As I've been telling you, I was in an unbearable agony despite the medication bombings that were being administered to me, so I'm almost sure that doctors increased the doses because suddenly I felt the effects of morphine and I had MY FIRST TRIP:

>>My heart started beating very fast and very hard. ¡Pum, pum, pum, pum, pum! I got tachycardic and in a few seconds I went from a very intense pain to feel a little drunk. The room illuminated with a very white light, I started to feel giggly and suddenly, I felt extremely happy. I saw Chan next to my bed and I felt like I was inside a dollhouse, where I was the little doll and the doctors the normal size people. Suddenly, Chan started to grow big and small, big and small, and all I could think of to say was: "Long live the drugs!!!" and I think I got the moral-hangover, because I also told him that I had never used drugs before and that this was the first time. Afterwards, I entered the sentimental phase. I confessed to Chan that I loved him very much and he told me that he loved me too. And I don't want to show off (a little bit yes, haha), but he also told me that I am his favorite patient (I'm sorry other Chan patients). Additionally, since I was still having blood bags and I was drugged, I felt like a stoned vampire. Finally, I was invaded by a sensation of an immense peace... which only lasted 5 seconds.<<

Three days after being on ICU, I was allowed to middle therapy. And that meant two things: 1) I was getting better and 2) I could spend more time with my loved ones... AND HOW IMPORTANT ARE OUR LOVED ONES!

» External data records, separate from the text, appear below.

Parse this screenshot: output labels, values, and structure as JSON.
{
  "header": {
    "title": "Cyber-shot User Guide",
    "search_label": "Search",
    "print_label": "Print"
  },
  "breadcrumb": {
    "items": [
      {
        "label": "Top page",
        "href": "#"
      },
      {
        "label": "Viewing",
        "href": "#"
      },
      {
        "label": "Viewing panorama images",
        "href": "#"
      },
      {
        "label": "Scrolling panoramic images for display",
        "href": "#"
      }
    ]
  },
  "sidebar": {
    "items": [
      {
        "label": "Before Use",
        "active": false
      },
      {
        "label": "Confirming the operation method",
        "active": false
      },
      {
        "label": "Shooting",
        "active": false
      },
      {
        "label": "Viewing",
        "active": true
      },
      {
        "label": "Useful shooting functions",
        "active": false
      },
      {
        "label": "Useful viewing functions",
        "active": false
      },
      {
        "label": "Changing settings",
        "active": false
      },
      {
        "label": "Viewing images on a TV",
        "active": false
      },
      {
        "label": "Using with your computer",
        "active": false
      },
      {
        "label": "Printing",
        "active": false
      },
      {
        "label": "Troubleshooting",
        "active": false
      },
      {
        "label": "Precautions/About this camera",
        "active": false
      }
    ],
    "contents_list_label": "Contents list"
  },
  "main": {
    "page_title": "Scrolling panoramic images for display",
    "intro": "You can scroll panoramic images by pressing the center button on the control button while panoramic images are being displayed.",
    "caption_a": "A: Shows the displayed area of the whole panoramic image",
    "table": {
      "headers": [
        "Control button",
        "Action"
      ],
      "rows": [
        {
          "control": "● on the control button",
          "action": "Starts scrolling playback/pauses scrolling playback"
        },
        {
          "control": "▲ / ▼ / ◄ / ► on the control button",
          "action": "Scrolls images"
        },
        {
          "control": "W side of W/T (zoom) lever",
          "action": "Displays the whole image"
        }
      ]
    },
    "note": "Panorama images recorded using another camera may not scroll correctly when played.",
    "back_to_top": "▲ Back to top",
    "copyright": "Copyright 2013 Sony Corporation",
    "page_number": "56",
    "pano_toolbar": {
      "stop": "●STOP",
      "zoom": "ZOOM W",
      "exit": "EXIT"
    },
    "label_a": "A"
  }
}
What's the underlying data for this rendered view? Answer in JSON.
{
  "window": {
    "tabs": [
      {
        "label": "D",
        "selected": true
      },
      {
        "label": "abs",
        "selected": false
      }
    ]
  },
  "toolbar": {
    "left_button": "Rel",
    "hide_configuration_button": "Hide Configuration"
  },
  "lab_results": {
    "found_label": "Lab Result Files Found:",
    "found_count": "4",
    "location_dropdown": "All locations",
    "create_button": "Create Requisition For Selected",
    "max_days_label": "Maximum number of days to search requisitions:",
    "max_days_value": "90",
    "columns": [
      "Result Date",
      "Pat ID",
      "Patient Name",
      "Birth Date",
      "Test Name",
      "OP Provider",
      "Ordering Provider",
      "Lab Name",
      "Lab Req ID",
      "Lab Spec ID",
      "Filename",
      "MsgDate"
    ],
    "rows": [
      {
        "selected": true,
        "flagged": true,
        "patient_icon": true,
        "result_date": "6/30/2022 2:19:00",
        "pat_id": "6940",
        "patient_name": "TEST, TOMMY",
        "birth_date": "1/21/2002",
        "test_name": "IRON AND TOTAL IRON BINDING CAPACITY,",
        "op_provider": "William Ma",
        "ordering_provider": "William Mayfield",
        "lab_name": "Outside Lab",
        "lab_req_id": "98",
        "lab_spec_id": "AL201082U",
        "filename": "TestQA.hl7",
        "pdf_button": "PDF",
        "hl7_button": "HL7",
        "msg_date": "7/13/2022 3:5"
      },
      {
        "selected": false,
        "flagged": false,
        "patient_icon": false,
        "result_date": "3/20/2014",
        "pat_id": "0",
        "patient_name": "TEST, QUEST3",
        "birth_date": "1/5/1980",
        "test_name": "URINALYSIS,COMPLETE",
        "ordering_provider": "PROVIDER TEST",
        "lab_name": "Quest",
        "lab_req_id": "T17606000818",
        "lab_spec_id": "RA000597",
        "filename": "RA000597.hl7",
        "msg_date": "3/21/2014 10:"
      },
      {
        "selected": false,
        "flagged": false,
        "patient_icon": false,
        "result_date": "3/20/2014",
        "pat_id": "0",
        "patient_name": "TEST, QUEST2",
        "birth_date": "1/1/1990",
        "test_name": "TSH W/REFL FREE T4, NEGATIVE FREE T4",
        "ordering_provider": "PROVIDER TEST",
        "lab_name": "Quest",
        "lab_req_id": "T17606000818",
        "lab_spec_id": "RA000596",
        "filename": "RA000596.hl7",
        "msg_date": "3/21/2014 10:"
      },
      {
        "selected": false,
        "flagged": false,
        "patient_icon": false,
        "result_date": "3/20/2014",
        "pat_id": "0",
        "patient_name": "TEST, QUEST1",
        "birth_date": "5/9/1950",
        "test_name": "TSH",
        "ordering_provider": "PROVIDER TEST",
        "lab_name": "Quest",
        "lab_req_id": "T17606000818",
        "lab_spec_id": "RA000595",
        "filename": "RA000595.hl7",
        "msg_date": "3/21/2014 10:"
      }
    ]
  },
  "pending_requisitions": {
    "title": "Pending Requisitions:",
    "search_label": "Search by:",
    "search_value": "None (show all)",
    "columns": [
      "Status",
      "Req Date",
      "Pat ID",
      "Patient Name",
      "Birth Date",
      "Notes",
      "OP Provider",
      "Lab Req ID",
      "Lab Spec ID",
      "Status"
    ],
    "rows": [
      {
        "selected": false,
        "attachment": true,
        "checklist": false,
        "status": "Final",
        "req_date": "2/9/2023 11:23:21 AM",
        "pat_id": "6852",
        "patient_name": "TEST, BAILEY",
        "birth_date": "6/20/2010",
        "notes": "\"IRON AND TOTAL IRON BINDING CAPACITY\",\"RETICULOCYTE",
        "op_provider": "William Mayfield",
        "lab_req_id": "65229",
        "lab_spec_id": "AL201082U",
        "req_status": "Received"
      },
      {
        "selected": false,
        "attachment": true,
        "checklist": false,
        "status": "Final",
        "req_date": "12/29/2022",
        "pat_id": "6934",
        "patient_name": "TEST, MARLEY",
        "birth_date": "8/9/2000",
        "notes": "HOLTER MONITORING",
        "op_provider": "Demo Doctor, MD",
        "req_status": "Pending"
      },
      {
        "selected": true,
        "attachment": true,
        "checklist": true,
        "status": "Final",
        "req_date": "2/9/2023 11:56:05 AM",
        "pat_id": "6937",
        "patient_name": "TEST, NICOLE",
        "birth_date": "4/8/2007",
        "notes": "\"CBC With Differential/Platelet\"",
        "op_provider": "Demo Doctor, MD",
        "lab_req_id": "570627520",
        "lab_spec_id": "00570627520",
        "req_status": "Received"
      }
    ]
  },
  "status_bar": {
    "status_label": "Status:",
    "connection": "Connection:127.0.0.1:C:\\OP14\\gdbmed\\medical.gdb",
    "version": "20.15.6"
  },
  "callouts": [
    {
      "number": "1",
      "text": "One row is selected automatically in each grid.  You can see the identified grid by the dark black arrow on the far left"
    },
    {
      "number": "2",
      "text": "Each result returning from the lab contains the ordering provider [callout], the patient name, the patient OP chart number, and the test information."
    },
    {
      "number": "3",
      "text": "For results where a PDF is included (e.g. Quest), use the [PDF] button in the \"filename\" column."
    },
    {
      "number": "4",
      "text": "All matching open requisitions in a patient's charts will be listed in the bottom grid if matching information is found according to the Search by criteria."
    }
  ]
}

Since I have many things to tell you and I don't want the post to be so long that is boring to read, I will have to divide the end of my battle against cancer in three parts. We as Mexicans love gossip and drama with happy endings, and the good thing about the rest of my story is that it has much gossip and spoiler alert!, much drama with a happy ending.

I was cured thanks to teamwork, good vibes, gossip, my loved ones and my desire to continue living. INFINITE THANKS TO ALL who were with me in this process, I could never thank you enough and you will always be the most important people in my life. Although I can not name you all (and you perfectly know who you are), I want to thank you for cheering me up every day, taking care of me and helping me endure the month I spent in the hospital.

And before I start writing cheesy things (which I avoid because it does not go with me), I leave you. But I promise that it won't be long before you know the second and third part.